Rohan Parikh has attained a BSc in Economics from Wharton Business School, an MBA from INSEAD, and has more than 10 years of experience in the Real Estate and Hospitality industries. In 2013 Mr. Parikh entered the field of education by founding The Green Acres Academy in Chembur, and simultaneously pursuing a Master’s degree in Education through Johns Hopkins University. His aim is to provide affordable yet holistic, and well-rounded education by adapting the latest research in teaching and learning techniques within the Indian context. What started as one campus of The Green Acres Academy in Chembur, Mumbai, has grown to a total of 3 campuses across Mumbai and Pune, as well as the latest Seven Rivers International School (an IGCSE affiliate school).
Emotional Quotient, or EQ, as well as IQ, are both an essential part of a child’s development. However, studies have shown that IQ only accounts for about 20% of a person’s success. The major factor in determining success is one’s social and emotional intelligence. EQ provides students with the tools they require to recognize the difficult emotions they may be experiencing and to rationalise, analyze and navigate through such difficult and stressful times. This is something they will imbibe and carry with them into the workforce and as adults.

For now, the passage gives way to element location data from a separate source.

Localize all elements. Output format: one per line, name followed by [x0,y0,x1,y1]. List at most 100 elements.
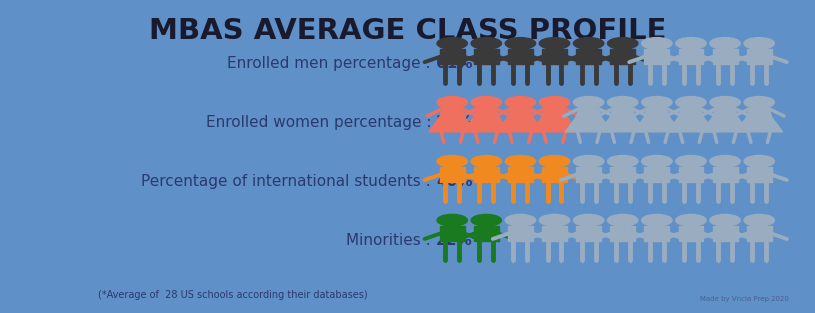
Polygon shape [576,108,601,117]
Polygon shape [542,167,567,182]
Circle shape [676,96,706,108]
Polygon shape [736,117,782,132]
Polygon shape [712,226,738,241]
Text: 22%*: 22%* [436,233,481,248]
Circle shape [437,38,467,49]
Circle shape [505,156,535,167]
Circle shape [437,214,467,226]
Polygon shape [474,226,499,241]
Circle shape [710,38,740,49]
Polygon shape [645,108,669,117]
Circle shape [471,38,501,49]
Circle shape [710,96,740,108]
Polygon shape [747,167,772,182]
Polygon shape [712,49,738,64]
Text: MBAS AVERAGE CLASS PROFILE: MBAS AVERAGE CLASS PROFILE [149,17,666,45]
Polygon shape [463,117,509,132]
Circle shape [710,214,740,226]
Polygon shape [474,108,499,117]
Circle shape [641,156,672,167]
Circle shape [607,96,638,108]
Text: Made by Vncia Prep 2020: Made by Vncia Prep 2020 [700,296,789,302]
Polygon shape [633,117,681,132]
Polygon shape [508,167,533,182]
Polygon shape [497,117,544,132]
Polygon shape [610,167,635,182]
Circle shape [607,156,638,167]
Circle shape [540,214,570,226]
Circle shape [437,96,467,108]
Text: 61%: 61% [436,56,473,71]
Polygon shape [565,117,612,132]
Circle shape [574,156,604,167]
Polygon shape [679,49,703,64]
Circle shape [471,214,501,226]
Polygon shape [667,117,715,132]
Polygon shape [610,226,635,241]
Polygon shape [542,226,567,241]
Polygon shape [440,167,465,182]
Polygon shape [645,167,669,182]
Polygon shape [531,117,578,132]
Polygon shape [508,108,533,117]
Circle shape [744,156,774,167]
Circle shape [744,38,774,49]
Circle shape [744,96,774,108]
Circle shape [641,214,672,226]
Circle shape [437,156,467,167]
Circle shape [540,38,570,49]
Circle shape [676,214,706,226]
Circle shape [641,38,672,49]
Polygon shape [679,226,703,241]
Text: Percentage of international students :: Percentage of international students : [141,174,436,189]
Polygon shape [508,49,533,64]
Text: Enrolled women percentage :: Enrolled women percentage : [205,115,436,130]
Circle shape [540,96,570,108]
Polygon shape [645,226,669,241]
Circle shape [574,214,604,226]
Polygon shape [747,108,772,117]
Circle shape [676,156,706,167]
Text: (*Average of  28 US schools according their databases): (*Average of 28 US schools according the… [98,290,368,300]
Polygon shape [576,226,601,241]
Polygon shape [712,167,738,182]
Circle shape [641,96,672,108]
Text: 39%: 39% [436,115,473,130]
Polygon shape [576,167,601,182]
Circle shape [471,156,501,167]
Polygon shape [610,49,635,64]
Polygon shape [610,108,635,117]
Circle shape [540,156,570,167]
Polygon shape [679,108,703,117]
Circle shape [505,38,535,49]
Text: Enrolled men percentage :: Enrolled men percentage : [227,56,436,71]
Polygon shape [440,108,465,117]
Circle shape [574,96,604,108]
Circle shape [607,214,638,226]
Polygon shape [474,167,499,182]
Circle shape [607,38,638,49]
Text: 40%: 40% [436,174,473,189]
Polygon shape [702,117,748,132]
Circle shape [471,96,501,108]
Polygon shape [542,49,567,64]
Polygon shape [599,117,646,132]
Text: Minorities :: Minorities : [346,233,436,248]
Circle shape [574,38,604,49]
Polygon shape [542,108,567,117]
Polygon shape [429,117,476,132]
Circle shape [505,96,535,108]
Polygon shape [508,226,533,241]
Circle shape [744,214,774,226]
Polygon shape [747,226,772,241]
Circle shape [710,156,740,167]
Circle shape [505,214,535,226]
Circle shape [676,38,706,49]
Polygon shape [712,108,738,117]
Polygon shape [747,49,772,64]
Polygon shape [474,49,499,64]
Polygon shape [440,49,465,64]
Polygon shape [679,167,703,182]
Polygon shape [440,226,465,241]
Polygon shape [645,49,669,64]
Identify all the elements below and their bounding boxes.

When in a state of distress, the mind tends to stop thinking clearly and this can, in turn, affect one’s ability to learn. This is because the brain goes into a state of ‘Fight or Flight’ and the brain seeks the quickest response and not the best response. EQ allows students to better cope with and manage stresses and anxieties that come their way.
First students need to learn how to identify stress, what it looks and feels like. Stress can manifest physically, mentally, or emotionally. Feelings of anxiety, breathlessness, unable to think clearly, are all indicators that the body is under stress. After identifying that one is in a state of stress, the next step would be to analyse the stressor, and also whether the stress levels are manageable or too much, as well as the typical reactions one would have to this.

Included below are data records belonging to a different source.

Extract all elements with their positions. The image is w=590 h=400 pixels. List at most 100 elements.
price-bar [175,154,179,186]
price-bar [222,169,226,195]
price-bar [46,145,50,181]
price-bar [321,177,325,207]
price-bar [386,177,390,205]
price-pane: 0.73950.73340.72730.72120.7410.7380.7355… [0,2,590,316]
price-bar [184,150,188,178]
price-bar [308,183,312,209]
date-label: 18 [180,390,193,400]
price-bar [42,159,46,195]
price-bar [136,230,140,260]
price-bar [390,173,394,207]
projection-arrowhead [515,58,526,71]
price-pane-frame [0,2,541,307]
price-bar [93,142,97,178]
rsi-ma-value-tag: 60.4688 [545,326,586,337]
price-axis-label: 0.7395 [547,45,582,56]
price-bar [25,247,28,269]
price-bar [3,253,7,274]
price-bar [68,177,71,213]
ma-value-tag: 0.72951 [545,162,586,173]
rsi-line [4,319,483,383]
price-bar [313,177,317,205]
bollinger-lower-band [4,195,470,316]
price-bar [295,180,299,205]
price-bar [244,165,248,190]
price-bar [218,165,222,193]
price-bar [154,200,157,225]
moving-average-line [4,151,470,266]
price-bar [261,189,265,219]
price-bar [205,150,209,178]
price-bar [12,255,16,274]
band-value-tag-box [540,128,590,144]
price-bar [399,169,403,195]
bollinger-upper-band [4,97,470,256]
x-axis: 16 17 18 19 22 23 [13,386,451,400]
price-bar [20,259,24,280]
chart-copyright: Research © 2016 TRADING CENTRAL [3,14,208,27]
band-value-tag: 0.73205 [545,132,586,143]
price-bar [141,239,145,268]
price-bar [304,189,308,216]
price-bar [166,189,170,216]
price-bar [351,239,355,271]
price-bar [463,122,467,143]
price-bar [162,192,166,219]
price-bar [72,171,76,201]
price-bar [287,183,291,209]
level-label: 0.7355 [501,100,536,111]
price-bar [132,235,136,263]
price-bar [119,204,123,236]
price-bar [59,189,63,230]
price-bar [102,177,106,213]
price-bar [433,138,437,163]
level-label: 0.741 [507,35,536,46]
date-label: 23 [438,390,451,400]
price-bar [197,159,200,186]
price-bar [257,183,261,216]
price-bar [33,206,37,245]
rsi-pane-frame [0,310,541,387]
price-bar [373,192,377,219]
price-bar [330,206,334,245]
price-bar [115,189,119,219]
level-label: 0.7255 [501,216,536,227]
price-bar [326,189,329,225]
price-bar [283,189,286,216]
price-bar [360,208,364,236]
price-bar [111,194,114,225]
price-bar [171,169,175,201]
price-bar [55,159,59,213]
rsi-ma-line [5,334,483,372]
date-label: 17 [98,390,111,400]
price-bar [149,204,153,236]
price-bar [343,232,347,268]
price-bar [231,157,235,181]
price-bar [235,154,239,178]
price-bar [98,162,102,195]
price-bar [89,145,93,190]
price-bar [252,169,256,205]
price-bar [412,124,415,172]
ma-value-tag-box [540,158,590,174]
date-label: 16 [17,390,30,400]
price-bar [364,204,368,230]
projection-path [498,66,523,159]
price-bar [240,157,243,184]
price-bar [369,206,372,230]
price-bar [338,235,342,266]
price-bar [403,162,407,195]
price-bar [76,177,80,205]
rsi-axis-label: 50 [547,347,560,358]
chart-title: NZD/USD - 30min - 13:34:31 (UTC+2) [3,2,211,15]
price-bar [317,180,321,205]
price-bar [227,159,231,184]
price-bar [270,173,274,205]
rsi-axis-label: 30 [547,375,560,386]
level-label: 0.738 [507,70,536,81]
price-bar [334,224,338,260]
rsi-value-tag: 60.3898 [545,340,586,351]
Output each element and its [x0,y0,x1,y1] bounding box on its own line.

As mentioned before, stress can prevent the mind from thinking clearly, so by recognising the signs of stress early enough, one can easily manage the reactions and outcomes. Identifying the stressor can help students manage their feelings in a conducive and healthy manner. If the stressor is something that emerges often, students can prepare for it and learn to manage it. Let’s take the example of having scored badly on a test causing someone stress. By analysing what went wrong: did they not prepare for the test well ahead of time, did they not manage their time effectively, etc. they can make some changes and be better prepared for the next test. And by the time they take their fifth or sixth test, it would not seem like a stressful and mammoth task for them anymore.
Another important reason to identify the stressors is to prevent certain negative reactions to stress and also take steps to control and release the stress. Some tools in stress management are deep breathing or slow body movements to help slow down the mind and control one’s emotions. Once they have coped with their overwhelming feelings, they get ready to problem-solve. Only after they have reached a calmer stage will their minds be in a better place to think of the best solution and not the fastest solution to the problem. So once calmer, they can revisit the problem and assess what the best possible solution could be.
Proactive tools or strategies are also important and can help students take charge of their own decision making and problem-solving. These help students plan for specific issues or problems that may arise and be prepared for them, and thus make them feel more confident and safe when a situation arises. They are then prepared to tackle the problem with a sound and rational mind.
A good emotional development or EQ can be crucial in helping students navigate through difficult times like the present pandemic, as well as any future situations they may encounter. It allows them to stop, analyse, and problem-solve whenever they come upon a difficult situation.